I am probably misunderstanding the thread I linked to in my OP but reading through it (I remembered seeing this a while ago when I read your question) I got the impression that the LibreSSL guys looked at it from the opposite angle.
From my link:
TLS_FALLBACK_SCSV is only useful in the case where a client willingly chooses to do a downgrade and attempts to establish a second connection at a lower protocol after the previous one unexpectedly failed. In short, the client should not do this - client-side fallback is dangerous ("a landmine" to quote agl). TLS_FALLBACK_SCSV only works if both ends support it and it is largely a case of adding a workaround to support/enforce insecure behaviour. Unless you control both ends, you cannot be sure TLS_FALLBACK_SCSV is available and if you do control both ends you can either force TLS 1.2 and/or avoid client-side downgrade.
And the final reply:
Server-side TLS_FALLBACK_SCSV support has reluctantly been added to LibreSSL.

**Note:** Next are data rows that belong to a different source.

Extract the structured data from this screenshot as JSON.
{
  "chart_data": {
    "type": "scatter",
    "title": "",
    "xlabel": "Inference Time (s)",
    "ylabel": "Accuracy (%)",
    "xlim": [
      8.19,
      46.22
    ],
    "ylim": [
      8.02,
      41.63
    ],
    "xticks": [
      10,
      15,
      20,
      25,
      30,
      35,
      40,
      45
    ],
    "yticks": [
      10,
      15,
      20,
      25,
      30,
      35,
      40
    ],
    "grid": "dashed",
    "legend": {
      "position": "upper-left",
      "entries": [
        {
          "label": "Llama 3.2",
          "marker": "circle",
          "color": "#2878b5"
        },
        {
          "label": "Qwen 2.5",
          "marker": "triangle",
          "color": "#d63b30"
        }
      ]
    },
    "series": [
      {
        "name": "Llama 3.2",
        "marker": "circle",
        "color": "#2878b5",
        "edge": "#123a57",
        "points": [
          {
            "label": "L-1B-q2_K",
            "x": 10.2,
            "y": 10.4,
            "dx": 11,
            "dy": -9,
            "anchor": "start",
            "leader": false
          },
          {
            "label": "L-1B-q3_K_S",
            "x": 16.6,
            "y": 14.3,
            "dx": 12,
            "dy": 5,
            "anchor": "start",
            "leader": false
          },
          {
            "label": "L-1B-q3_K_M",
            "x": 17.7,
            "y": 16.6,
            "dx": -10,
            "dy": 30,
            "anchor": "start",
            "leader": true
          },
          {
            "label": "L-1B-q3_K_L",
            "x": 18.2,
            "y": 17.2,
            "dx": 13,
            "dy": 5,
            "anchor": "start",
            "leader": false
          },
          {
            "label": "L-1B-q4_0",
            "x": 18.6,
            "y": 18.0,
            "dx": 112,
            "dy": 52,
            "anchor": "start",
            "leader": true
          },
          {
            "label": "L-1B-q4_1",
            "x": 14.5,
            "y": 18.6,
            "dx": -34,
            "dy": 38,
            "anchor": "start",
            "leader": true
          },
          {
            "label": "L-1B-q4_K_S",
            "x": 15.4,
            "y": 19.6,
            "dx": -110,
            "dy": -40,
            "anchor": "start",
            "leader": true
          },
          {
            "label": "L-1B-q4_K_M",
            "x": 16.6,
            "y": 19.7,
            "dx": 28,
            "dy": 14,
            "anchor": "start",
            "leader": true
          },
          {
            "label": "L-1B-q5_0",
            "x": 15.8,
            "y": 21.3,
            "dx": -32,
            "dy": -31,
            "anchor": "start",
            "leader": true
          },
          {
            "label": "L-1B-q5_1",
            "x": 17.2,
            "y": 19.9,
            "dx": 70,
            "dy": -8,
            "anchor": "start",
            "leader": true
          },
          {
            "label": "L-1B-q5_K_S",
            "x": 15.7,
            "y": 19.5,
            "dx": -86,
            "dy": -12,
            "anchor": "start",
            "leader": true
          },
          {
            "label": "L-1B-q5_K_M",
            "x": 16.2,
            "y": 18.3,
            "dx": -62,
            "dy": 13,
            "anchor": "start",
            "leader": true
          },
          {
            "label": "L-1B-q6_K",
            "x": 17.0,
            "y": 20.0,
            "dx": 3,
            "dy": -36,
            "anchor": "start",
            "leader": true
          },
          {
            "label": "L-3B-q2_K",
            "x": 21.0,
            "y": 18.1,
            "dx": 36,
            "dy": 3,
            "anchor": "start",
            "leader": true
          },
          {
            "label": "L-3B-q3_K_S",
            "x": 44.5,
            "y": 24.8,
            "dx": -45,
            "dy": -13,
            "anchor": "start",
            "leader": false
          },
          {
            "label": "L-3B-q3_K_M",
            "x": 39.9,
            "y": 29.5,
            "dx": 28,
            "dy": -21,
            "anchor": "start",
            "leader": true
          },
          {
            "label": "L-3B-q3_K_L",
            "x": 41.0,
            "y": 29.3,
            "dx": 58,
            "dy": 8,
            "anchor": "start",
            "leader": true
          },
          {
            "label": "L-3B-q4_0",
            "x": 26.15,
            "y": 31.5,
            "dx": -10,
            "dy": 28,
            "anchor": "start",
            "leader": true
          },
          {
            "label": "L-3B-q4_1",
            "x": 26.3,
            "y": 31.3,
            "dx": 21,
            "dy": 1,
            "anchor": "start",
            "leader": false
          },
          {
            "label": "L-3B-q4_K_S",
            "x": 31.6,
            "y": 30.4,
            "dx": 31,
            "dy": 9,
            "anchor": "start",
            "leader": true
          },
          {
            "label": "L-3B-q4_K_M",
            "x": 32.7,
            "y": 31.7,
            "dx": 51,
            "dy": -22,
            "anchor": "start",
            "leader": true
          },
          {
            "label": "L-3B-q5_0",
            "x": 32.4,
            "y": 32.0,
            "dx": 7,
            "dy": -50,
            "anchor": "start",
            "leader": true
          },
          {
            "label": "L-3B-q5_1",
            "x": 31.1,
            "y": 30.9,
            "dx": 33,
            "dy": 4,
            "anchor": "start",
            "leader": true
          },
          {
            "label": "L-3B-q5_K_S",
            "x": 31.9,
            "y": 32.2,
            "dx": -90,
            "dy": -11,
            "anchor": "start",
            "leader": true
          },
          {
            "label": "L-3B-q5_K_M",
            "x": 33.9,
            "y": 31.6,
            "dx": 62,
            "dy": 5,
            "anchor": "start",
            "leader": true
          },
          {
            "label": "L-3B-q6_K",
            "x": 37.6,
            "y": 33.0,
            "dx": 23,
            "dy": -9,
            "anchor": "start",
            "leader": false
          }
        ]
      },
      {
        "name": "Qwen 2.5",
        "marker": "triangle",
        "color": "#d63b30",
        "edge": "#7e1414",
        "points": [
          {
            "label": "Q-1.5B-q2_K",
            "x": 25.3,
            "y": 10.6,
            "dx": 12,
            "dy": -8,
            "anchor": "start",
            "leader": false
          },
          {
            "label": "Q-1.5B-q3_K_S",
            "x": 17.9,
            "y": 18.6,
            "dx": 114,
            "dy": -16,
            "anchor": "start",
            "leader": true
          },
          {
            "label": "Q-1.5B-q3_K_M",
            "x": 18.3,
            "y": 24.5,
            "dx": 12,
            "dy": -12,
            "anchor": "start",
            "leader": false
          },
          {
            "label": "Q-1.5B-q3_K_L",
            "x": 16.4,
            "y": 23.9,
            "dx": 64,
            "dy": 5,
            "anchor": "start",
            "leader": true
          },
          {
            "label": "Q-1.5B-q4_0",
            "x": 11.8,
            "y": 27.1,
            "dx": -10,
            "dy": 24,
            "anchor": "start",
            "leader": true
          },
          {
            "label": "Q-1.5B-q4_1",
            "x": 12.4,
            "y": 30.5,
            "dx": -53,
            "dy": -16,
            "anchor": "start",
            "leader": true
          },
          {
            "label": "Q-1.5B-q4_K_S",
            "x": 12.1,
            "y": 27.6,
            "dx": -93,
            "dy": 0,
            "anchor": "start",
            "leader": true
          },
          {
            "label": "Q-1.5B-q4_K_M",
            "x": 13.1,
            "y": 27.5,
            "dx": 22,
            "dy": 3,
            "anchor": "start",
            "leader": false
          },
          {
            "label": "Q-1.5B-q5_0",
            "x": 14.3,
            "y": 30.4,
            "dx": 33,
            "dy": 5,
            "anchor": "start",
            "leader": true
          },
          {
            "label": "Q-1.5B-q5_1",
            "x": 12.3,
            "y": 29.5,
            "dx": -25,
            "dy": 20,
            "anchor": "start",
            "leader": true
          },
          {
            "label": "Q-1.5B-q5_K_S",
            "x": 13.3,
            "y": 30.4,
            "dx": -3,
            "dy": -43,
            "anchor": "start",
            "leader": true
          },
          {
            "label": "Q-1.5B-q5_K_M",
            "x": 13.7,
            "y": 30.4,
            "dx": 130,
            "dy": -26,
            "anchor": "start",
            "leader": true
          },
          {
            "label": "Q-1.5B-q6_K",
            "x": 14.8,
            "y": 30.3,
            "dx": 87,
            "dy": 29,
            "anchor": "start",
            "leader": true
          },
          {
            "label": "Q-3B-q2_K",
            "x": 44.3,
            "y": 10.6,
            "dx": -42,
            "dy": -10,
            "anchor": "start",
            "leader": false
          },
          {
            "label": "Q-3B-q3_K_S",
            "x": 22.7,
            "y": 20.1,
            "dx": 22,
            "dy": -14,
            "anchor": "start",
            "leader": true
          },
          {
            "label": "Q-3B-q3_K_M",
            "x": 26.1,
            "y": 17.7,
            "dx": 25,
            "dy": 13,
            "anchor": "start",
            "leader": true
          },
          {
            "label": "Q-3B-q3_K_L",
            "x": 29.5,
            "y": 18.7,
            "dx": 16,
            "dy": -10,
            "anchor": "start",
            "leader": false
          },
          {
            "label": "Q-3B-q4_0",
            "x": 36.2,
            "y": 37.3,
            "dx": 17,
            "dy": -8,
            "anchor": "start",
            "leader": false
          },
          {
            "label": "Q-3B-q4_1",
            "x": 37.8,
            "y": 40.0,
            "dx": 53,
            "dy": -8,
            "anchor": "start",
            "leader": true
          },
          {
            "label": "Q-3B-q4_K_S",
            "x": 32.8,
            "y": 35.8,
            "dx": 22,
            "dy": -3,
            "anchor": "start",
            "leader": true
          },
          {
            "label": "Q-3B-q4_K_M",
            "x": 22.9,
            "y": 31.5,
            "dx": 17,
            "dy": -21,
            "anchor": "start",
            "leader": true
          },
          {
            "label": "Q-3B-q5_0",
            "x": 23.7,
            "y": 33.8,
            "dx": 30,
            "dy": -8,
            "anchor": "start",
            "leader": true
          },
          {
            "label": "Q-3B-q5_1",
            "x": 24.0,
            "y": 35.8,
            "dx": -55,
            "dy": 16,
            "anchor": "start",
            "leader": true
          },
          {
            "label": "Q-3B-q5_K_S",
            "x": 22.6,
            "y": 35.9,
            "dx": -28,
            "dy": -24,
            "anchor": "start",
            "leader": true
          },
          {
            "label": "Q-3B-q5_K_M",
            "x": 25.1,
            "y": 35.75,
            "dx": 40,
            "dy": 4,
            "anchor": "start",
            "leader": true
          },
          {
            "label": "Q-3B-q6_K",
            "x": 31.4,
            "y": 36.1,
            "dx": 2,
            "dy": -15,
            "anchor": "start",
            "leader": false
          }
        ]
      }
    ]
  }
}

I guess in the end the reluctance is more about it being new and untested and not so much a bad security practice.
Interesting in that "want people to adopt" has never been a stated objective for OpenBSD that I've seen. It's more like "we build what we're interested in, and if it solves a problem for you too, that's great."
[edit - it stops after a while]
Regarding: "The etc sets are now gone. All the sample /etc files are now included in the base set. This should make sysmerge must [sic] easier and faster in the future, since there will be many fewer conflicts to resolve. On the other hand, even rc and rc.conf are now overwritten, so it’s not possible to maintain local mods without additional work. This makes sense, though, since /etc/rc is as much a part of the base system as /sbin/init. You don’t want to be running a five year old edition."
I thought (and the manpages always indicated) that the rule was that /etc/rc and /etc/rc.conf were fair game, and that if you wanted to make changes that weren't overwritten by a system upgrade, to put them in /etc/rc.local and /etc/rc.conf.local. I'm unclear why this is considered a problem.